Strong light illumination on gain-switched semiconductor lasers helps the eavesdropper in practical quantum key distribution systems

TL;DR

This paper investigates how strong light illumination raises the temperature of gain-switched semiconductor lasers, causing output fluctuations that can be exploited by eavesdroppers in quantum key distribution systems.

Contribution

It provides a detailed simulation of temperature effects on semiconductor lasers and introduces a modified attack exploiting these effects, along with countermeasures.

Findings

Temperature increase causes large intensity fluctuations

Output intensity decreases with temperature rise

Signal and decoy states become distinguishable due to temperature effects

Abstract

The temperature of the semiconductor diode increases under strong light illumination whether thermoelectric cooler is installed or not, which changes the output wavelength of the laser (Lee M. S. et al., 2017). However, other characteristics also vary as temperature increases. These variations may help the eavesdropper in practical quantum key distribution systems.

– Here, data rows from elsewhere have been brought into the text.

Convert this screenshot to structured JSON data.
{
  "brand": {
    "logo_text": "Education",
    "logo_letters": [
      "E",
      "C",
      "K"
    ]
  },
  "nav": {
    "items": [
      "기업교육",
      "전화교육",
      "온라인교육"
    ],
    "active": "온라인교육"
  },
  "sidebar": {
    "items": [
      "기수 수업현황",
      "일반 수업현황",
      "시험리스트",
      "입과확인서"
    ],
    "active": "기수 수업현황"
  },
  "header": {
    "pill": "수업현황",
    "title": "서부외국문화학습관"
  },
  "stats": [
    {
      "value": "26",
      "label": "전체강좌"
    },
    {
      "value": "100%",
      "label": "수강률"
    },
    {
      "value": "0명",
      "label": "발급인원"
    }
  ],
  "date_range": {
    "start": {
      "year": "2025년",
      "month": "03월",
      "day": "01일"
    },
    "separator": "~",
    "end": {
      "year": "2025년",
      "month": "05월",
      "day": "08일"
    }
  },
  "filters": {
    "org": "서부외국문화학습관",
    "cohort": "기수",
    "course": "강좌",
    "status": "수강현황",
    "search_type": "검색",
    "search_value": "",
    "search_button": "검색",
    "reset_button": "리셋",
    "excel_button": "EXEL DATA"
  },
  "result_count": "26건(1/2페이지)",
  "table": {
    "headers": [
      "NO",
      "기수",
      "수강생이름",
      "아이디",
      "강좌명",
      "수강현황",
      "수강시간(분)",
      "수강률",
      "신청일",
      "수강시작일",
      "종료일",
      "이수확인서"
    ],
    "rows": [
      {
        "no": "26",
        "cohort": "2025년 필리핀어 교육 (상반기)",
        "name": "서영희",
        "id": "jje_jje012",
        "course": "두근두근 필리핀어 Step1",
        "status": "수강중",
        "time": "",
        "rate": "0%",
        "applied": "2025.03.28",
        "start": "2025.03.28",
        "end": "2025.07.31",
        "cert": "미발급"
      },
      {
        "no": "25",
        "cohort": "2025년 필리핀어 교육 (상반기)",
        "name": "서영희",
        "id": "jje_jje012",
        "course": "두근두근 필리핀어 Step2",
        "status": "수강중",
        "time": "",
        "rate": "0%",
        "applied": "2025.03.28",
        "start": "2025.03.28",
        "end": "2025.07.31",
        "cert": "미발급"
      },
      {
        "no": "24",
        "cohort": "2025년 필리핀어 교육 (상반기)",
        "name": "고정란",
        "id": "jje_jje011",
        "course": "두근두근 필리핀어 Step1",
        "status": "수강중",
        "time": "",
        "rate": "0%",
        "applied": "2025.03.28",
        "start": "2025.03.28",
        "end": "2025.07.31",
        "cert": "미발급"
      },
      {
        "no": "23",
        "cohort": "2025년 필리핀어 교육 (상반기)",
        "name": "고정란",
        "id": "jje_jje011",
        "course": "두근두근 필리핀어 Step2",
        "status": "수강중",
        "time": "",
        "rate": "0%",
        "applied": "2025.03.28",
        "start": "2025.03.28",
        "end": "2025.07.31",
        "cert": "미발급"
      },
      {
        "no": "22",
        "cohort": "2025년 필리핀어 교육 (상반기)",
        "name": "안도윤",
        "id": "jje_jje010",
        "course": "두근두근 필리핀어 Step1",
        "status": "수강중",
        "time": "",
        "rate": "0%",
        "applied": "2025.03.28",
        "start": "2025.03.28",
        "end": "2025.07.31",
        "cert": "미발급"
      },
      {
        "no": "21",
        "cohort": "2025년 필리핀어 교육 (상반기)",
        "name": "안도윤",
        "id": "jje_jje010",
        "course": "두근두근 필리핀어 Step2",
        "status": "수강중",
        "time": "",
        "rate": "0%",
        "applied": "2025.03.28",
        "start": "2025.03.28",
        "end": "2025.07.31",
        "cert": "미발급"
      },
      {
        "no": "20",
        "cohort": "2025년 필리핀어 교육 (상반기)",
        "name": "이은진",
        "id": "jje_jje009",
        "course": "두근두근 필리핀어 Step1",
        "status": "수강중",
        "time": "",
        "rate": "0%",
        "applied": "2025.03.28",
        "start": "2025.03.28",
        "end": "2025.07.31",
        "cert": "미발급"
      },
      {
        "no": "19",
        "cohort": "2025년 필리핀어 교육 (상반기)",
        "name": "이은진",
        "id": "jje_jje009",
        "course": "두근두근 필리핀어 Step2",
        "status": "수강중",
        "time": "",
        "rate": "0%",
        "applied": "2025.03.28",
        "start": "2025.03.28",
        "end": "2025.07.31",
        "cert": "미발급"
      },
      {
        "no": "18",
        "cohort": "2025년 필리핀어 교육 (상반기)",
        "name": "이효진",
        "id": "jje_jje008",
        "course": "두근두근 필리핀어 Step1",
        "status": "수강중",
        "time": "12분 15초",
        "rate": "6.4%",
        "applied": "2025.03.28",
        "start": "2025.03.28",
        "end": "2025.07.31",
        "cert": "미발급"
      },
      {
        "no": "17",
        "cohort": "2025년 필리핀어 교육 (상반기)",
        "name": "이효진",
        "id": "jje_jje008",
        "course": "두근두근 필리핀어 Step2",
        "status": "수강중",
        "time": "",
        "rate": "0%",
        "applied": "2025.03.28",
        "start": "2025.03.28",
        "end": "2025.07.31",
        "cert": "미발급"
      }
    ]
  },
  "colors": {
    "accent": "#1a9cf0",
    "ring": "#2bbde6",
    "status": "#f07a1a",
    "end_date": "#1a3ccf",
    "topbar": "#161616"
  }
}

We study the effects of temperature increase on gain-switched semiconductor lasers by simulating temperature dependent rate equations. The results show that temperature increase may cause large intensity fluctuation, decrease the output intensity and lead the signal state and decoy state distinguishable. We also propose a modified photon number splitting attack by exploiting the effects of temperature increase. Countermeasures are also proposed.